VVM doesn't work with Wifi. Most people probably have Wifi enabled on their phones. After all, it's the most efficient (both bytes / time and power / byte) way to tranfer data. However, VVM doesn't work with Wifi. It will neither notify you of new voicemails, nor will it download new messages. In order to make it work, you need to
- Turn off Wifi
- Wait or click "Synchronize Voicemails"
- Turn Wifi back on
VVM has a separate notification icon. Every time you get a new voicemail, you get the standard voicemail icon. In addition, you get a new VVM icon. For now, this is fine. If I have Wifi enabled, I still get notified of a new voicemail (via the standard voicemail icon). When the Wifi issue is fixed, however, I would like to see the new icon go away. The notification bar is crowded enough.

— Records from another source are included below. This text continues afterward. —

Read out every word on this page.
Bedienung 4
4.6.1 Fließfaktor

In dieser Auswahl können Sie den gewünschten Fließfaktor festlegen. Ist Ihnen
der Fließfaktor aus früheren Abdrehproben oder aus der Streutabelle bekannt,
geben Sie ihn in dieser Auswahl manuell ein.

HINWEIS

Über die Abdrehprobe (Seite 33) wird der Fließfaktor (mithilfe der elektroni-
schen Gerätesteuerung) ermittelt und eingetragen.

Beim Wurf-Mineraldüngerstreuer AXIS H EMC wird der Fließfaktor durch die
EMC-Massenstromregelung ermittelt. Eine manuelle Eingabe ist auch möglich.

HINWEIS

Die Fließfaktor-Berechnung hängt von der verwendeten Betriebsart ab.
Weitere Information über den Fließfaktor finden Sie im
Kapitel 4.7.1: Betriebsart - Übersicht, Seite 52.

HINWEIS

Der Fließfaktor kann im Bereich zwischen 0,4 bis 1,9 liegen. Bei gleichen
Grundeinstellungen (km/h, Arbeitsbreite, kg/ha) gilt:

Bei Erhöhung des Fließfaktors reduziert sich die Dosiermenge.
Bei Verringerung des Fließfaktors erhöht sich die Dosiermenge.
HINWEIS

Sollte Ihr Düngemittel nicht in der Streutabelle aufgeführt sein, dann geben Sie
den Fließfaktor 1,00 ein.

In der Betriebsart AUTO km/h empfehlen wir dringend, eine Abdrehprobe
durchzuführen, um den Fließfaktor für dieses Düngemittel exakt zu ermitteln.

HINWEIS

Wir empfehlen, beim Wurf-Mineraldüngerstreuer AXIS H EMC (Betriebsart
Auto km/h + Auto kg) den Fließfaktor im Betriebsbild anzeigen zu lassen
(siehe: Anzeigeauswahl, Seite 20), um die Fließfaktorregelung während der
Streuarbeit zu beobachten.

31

VMM uses the wrong audio stream. VVM uses the "media" audio stream. Many people complain that prevents you from using a bluetooth headset to listen to your VM. I don't have a bluetooth headset, so I can't confirm this. It should use the "phone" audio stream.
The UI needs polish. There are some small look-and-feel issues:
- The VVM status bar icon doesn't match the Android UI Guidelines.
- After pressing the "Synchronize Voicemails" button, there is no feedback. No spinner, no progress bar, nothing.
- The long-press context menu on a VM does not include a "delete" option (only Open, Reply As, and Copy To)
- The buttons that appear when you press the "Menu" button have no icons.
- The "Copy to" screen is a little too technical. The file name defaults to vmn (i.e. vm0, vm1, vm2). It should instead default to something like "Voicemail from John Smith on 22 Jul, 2009". In addition, the save directory defaults to "/sdcard". Should users really be exposed to UNIX pathnames? Clicking the Save in Directory dropdown presents me with a file browser for my SD card. For me, this lists locations like ".Trashes" (I use a Mac), espeak-data (the data files for the Text-To-Speech engine), "where" (the data for Where), and other places that I probably shouldn't be saving random files. Do I really need to be able to specify the location to save the voicemail? Why not just save everything to /sdcard/voicemails? Or at least, why not assume that all voicemails get saved to /sdcard/voicemails or a subdirectory (i.e. you can't save a voicemail outside this directory, only inside)?
Initial, first-run experience is lousy. When I first installed and ran the app, it wasn't able to connect to the server. After disabling Wifi, it worked. I was taken to a set-up screen, but then got distracted by something and hit the back button. When I relaunched the application, the set-up screen wasn't presented. This worried me (is there some setup that needed to occur), so I uninstalled the app and re-installed it. I don't think I did any harm, but the app didn't behave as I expected, so I didn't know what to think.
Deleting doesn't always work. I'm going to chalk this up to glitch behavior. The first time I used the app, I went through and deleted some old messages. Then I went into the analog voicemail system, and they were back! I deleted them a second time, and now they're really gone. shrug
Now, I don't mind all of those problems. I'm glad that T-Mobile finally released a VVM app. I'm glad that they released it early, warts and all. I hope that they are not done working on it. For me, the Wifi issue is huge. I'm connected to Wifi 90% of the time, and that means that the VVM app doesn't function as a voicemail app 90% of the time. I suspect many other people are in the same boat as me. Furthermore, Google Voice is coming. If the Wifi issue isn't fixed by the time GV is generally available, I might just jump ship, and T-Mobile doesn't want me to do that. I understand if T-Mobile can't fix this on their own - they might need support from Google. Still, every carrier is going to want to provide VVM, and it would behoove Google to provide whatever support necessary.